Long contracted COVID-19 while at the facility and died on April 17, according to the lawsuit.
Rachel Stahle, the family's attorney, said Long was at the facility for rehabilitation and should've made it home.
"He died in a way that was unnecessary," Stahle said. "Obviously, something went wrong at Riverbend."
His wife and daughter are named as plaintiffs in the lawsuit, which says Long's family was not notified of a potential outbreak at the facility and learned about it from news reports.
The suit also alleges that Riverbend failed to provide its staff with proper personal protective equipment (PPE), did not separate those with symptoms from others in the facility and did not adhere to social distancing guidelines.
"On or before March 31, 2020, Riverbend knew or should have known the vital importance of ensuring COVID-19 did not enter or spread in its facility," the lawsuit reads. "This included monitoring both residents and staff for fever, cough and other symptoms of COVID-19 and adhering to social distancing guidelines."
The lawsuit cites evidence that the outbreak started because an employee may have reported to work while showing symptoms, a possibility raised by the Unified Government's chief medical officer.
It is the first lawsuit filed against the Kansas City, Kansas, facility, where 27 people have died and dozens more have tested positive for the virus.
As of Thursday morning, the deaths at Riverbend account for nearly a quarter of Kansas' 110 deaths from the COVID-19 disease caused by the coronavirus.
John Rollins, a Kansas City attorney, said he's also in the process of filing a lawsuit against Riverbend on behalf of several families.
"The bottom line is, if the facility followed guidelines, none of this would've happened," Rollins said.
Riverbend and health officials in Wyandotte County said the outbreak likely started with an employee who worked at the facility while displaying symptoms of COVID-19, including a fever.
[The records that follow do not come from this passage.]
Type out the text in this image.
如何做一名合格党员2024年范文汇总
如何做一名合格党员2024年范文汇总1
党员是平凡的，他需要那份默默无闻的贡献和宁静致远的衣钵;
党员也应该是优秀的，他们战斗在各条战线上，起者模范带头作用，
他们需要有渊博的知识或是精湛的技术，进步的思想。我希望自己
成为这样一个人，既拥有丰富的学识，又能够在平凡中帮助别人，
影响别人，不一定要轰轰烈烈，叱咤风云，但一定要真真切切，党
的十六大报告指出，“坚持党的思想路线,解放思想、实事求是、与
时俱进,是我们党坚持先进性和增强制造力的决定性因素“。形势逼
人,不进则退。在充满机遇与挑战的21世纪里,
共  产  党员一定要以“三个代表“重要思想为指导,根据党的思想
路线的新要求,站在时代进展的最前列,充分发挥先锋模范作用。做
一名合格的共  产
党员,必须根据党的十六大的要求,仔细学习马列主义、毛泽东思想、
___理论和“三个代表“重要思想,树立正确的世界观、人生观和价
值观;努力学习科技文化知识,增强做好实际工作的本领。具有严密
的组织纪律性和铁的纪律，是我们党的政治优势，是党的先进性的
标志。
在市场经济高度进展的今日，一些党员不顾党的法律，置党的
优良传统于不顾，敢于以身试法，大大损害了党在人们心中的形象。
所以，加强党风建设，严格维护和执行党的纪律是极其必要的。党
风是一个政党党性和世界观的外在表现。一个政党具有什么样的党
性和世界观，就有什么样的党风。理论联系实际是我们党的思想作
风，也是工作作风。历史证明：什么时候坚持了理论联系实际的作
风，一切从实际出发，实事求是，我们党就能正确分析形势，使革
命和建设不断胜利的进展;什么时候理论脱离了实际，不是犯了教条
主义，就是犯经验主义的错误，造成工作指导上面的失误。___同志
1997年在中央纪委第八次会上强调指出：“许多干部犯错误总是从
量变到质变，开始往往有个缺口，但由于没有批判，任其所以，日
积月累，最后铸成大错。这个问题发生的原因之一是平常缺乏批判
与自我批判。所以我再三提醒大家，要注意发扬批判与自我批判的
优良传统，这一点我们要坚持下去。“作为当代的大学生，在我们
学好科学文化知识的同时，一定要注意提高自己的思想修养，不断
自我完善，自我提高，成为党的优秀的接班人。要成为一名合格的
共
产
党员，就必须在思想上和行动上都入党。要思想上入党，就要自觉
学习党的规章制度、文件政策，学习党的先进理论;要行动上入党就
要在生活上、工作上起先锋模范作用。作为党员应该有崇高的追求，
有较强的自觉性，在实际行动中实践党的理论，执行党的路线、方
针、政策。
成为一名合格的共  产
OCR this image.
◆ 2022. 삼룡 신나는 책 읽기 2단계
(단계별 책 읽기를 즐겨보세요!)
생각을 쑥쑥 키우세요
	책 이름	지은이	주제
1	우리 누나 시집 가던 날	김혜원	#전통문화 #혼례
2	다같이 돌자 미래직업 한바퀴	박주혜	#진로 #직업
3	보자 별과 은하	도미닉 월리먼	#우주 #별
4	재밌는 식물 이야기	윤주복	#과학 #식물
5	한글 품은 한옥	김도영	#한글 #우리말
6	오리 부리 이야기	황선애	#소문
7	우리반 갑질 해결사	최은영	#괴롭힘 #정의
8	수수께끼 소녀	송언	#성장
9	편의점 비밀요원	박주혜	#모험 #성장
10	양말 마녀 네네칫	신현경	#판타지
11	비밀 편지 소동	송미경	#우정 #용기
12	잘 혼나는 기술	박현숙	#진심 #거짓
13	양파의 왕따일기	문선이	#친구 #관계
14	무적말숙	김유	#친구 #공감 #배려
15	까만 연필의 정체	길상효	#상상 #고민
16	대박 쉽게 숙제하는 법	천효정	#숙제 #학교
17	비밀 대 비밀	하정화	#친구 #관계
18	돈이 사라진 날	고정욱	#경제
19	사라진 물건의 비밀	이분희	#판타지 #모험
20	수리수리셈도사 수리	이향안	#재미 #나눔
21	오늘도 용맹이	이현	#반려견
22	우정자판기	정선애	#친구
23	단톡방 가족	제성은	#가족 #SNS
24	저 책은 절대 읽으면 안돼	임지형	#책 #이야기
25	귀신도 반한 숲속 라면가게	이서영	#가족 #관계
"Not only was he allowed to enter, he didn't have appropriate PPE [personal protection equipment] when he came into contact with other individuals within the facility," Rollins said.
Riverbend, according to Rolling, did not follow protocols that were put in place by Medicaid and Medicare Services that asked facilities to screen staff for symptoms beginning March 13.
The employee tested positive for COVID-19 on April 1.
"They weren't following these recommendations for two solid weeks," Rollins said.
One of the women who died at the facility, according to Rollins, was 44 years-old.
"She had a diagnosis of multiple sclerosis and she died as a result of a COVID-19 infection that was sustained while she was at that facility," Rollins said.
When questioned about the allegations, Cory Schulte, executive director of Riverbend said, "Due to the recent public discussion of potential litigation against Riverbend, I think it prudent for me to discontinue responding to media requests."
Infection control surveyors with the Centers for Medicare and Medicaid Services were at the facility Wednesday to determine whether it is in compliance with infection control guidelines.